Analyzing the Figure:

1. Arc and Angle Relationships:

   • There’s a central angle $\angle AOB$, which appears to have an associated measure of $70^\circ$.
   • There’s an inscribed angle $\angle ACB$ with a measure of $30^\circ$.
   • There’s also a right angle, $m \angle EDF = 90^\circ$, indicating that $\overline{EF}$ is a diameter of the circle.

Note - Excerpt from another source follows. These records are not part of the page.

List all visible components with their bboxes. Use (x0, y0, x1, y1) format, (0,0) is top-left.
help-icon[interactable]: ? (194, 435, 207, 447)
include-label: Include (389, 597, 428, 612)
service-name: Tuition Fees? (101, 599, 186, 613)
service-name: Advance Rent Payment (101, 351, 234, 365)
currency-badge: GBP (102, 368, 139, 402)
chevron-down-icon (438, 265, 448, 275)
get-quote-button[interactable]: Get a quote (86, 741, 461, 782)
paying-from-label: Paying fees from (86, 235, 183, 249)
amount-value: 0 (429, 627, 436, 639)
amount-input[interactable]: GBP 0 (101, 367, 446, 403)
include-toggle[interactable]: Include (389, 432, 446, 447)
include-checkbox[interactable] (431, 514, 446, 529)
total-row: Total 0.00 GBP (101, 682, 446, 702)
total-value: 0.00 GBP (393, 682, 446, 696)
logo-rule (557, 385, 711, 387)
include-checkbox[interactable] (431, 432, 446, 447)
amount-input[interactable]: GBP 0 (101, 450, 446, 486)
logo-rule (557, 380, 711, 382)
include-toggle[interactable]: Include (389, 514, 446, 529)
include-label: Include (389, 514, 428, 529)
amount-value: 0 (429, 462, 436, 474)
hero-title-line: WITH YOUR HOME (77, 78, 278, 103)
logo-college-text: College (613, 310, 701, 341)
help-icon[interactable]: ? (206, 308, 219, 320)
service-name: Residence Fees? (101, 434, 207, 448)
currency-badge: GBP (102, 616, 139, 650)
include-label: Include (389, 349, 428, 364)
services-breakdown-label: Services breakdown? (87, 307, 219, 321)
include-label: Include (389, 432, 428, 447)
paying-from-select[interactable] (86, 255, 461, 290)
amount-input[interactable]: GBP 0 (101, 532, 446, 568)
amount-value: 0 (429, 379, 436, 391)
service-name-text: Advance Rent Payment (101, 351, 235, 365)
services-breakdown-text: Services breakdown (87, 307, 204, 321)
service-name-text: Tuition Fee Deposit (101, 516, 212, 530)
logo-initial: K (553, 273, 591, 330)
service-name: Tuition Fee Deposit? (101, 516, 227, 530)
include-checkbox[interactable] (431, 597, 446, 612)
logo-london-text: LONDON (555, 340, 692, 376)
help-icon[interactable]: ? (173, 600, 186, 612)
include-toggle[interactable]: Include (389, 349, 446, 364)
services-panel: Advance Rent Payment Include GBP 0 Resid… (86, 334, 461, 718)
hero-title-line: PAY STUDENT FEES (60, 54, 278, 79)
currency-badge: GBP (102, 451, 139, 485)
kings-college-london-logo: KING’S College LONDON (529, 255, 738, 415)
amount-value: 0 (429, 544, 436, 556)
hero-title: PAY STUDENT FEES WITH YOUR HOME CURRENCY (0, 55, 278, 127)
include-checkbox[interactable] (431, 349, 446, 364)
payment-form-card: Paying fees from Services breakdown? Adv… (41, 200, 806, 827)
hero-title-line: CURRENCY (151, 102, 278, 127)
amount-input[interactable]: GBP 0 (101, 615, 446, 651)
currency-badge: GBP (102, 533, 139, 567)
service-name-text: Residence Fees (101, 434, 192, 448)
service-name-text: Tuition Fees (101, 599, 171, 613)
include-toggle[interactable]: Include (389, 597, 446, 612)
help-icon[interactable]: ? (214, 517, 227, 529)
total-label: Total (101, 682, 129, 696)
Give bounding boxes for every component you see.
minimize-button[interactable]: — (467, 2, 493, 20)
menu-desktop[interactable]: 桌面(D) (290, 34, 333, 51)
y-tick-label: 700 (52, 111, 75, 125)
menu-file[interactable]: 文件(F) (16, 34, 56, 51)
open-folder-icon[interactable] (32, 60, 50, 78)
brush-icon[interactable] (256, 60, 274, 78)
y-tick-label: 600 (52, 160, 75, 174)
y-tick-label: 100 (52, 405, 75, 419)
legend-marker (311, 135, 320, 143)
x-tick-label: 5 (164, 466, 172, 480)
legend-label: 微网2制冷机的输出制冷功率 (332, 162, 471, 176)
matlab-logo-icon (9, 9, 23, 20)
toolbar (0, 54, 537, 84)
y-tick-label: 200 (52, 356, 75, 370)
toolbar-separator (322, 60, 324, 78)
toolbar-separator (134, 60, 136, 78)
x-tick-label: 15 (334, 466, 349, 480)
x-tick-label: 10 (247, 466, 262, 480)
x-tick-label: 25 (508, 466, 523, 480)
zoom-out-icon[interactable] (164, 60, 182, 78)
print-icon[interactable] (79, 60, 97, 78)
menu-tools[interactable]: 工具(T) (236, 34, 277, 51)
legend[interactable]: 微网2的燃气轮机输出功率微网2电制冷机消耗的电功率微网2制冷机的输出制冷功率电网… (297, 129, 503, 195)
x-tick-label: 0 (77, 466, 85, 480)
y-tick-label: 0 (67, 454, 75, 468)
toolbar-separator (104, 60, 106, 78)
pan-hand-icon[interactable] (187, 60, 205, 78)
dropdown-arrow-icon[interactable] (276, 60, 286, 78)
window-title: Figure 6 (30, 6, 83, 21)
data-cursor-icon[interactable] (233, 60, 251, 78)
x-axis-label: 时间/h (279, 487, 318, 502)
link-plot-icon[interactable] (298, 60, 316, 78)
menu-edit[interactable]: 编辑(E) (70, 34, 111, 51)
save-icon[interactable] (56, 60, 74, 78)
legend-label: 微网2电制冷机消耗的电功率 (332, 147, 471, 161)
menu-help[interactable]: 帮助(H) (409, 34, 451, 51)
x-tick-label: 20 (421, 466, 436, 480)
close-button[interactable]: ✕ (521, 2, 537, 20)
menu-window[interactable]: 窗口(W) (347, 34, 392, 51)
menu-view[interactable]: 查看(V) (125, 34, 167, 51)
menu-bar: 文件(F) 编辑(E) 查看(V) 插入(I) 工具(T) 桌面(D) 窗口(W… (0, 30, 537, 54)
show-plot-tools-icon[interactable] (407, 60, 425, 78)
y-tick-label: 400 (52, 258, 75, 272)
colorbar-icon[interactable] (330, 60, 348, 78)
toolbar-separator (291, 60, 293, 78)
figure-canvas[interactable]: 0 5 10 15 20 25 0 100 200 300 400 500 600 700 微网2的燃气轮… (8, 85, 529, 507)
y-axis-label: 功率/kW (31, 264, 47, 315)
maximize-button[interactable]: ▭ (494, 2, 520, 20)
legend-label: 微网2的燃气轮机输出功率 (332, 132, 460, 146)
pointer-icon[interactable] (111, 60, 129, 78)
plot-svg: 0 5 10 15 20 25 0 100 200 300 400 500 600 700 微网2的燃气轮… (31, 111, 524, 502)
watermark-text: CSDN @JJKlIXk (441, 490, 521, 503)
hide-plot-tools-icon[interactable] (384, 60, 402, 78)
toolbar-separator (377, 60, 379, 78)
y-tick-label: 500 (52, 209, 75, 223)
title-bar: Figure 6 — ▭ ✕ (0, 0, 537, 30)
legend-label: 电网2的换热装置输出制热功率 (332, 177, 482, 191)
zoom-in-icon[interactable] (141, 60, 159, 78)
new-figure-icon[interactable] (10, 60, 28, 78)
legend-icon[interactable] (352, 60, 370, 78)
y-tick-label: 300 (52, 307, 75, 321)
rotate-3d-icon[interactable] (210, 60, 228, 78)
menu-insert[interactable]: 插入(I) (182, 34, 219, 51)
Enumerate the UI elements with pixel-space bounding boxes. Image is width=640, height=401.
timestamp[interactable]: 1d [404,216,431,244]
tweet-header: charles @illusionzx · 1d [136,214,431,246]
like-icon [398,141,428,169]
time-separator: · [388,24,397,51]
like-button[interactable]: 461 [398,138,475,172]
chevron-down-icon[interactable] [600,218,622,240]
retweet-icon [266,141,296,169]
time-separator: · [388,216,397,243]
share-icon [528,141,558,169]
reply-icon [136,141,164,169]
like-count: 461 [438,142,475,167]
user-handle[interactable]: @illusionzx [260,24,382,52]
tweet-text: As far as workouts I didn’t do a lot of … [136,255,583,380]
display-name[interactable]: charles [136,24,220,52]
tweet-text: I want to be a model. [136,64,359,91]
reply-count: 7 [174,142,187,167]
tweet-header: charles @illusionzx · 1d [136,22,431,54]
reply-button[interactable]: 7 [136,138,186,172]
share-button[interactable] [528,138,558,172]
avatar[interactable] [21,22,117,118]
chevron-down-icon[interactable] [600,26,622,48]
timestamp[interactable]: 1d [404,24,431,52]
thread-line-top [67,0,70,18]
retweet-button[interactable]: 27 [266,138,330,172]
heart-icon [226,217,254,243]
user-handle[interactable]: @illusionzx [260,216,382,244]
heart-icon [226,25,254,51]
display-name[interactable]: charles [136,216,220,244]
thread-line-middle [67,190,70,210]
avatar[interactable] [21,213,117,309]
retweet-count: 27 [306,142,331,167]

2. Using Properties of Angles in a Circle:

   • The measure of an inscribed angle is half the measure of the arc it intercepts.
   • A central angle is equal to the measure of the arc it intercepts.

Finding Each Measure:

1. $m \angle \text{DEF}$:

• Since $\overline{EF}$ is the diameter, $\angle \text{DEF}$ is a right angle.
• Therefore, $m \angle \text{DEF} = 90^\circ$.

2. $m \angle 2$:

• The exact measure of $m \angle 2$ depends on further details not visible in the image or based on information regarding its relationship with angle $1$.
• Since $m \angle 1 = m \angle 2$, we might infer that they are equal, but without additional information, this part might remain undefined.

3. $m \angle 1$:

• This angle also depends on further data that might not be completely visible.

4. $m \angle \text{BAE}$:

• This angle might relate to the angles shown in the diagram, but since $m \angle ACB = 30^\circ$, it could help in determining the measure if more details were visible.

5. Sum of angles:

• Further analysis may be needed if additional parts of the diagram are clarified.

Would you like more details on how to calculate specific measures based on assumptions, or if any parts are unclear?

Follow-up Questions:

1. How do central and inscribed angles in a circle relate to the arcs they intercept?
2. What is the measure of an angle inscribed in a semicircle?
3. How do you find the measure of an angle formed by two intersecting chords?
4. Can you explain the relationship between angle $\angle AOB$ and the intercepted arc $AB$?
5. Why is $m \angle DEF$ always $90^\circ$ if $\overline{EF}$ is the diameter?

Tip:

In circle problems, always look for relationships between central angles, inscribed angles, and the arcs they intercept, as they often hold the key to solving these questions.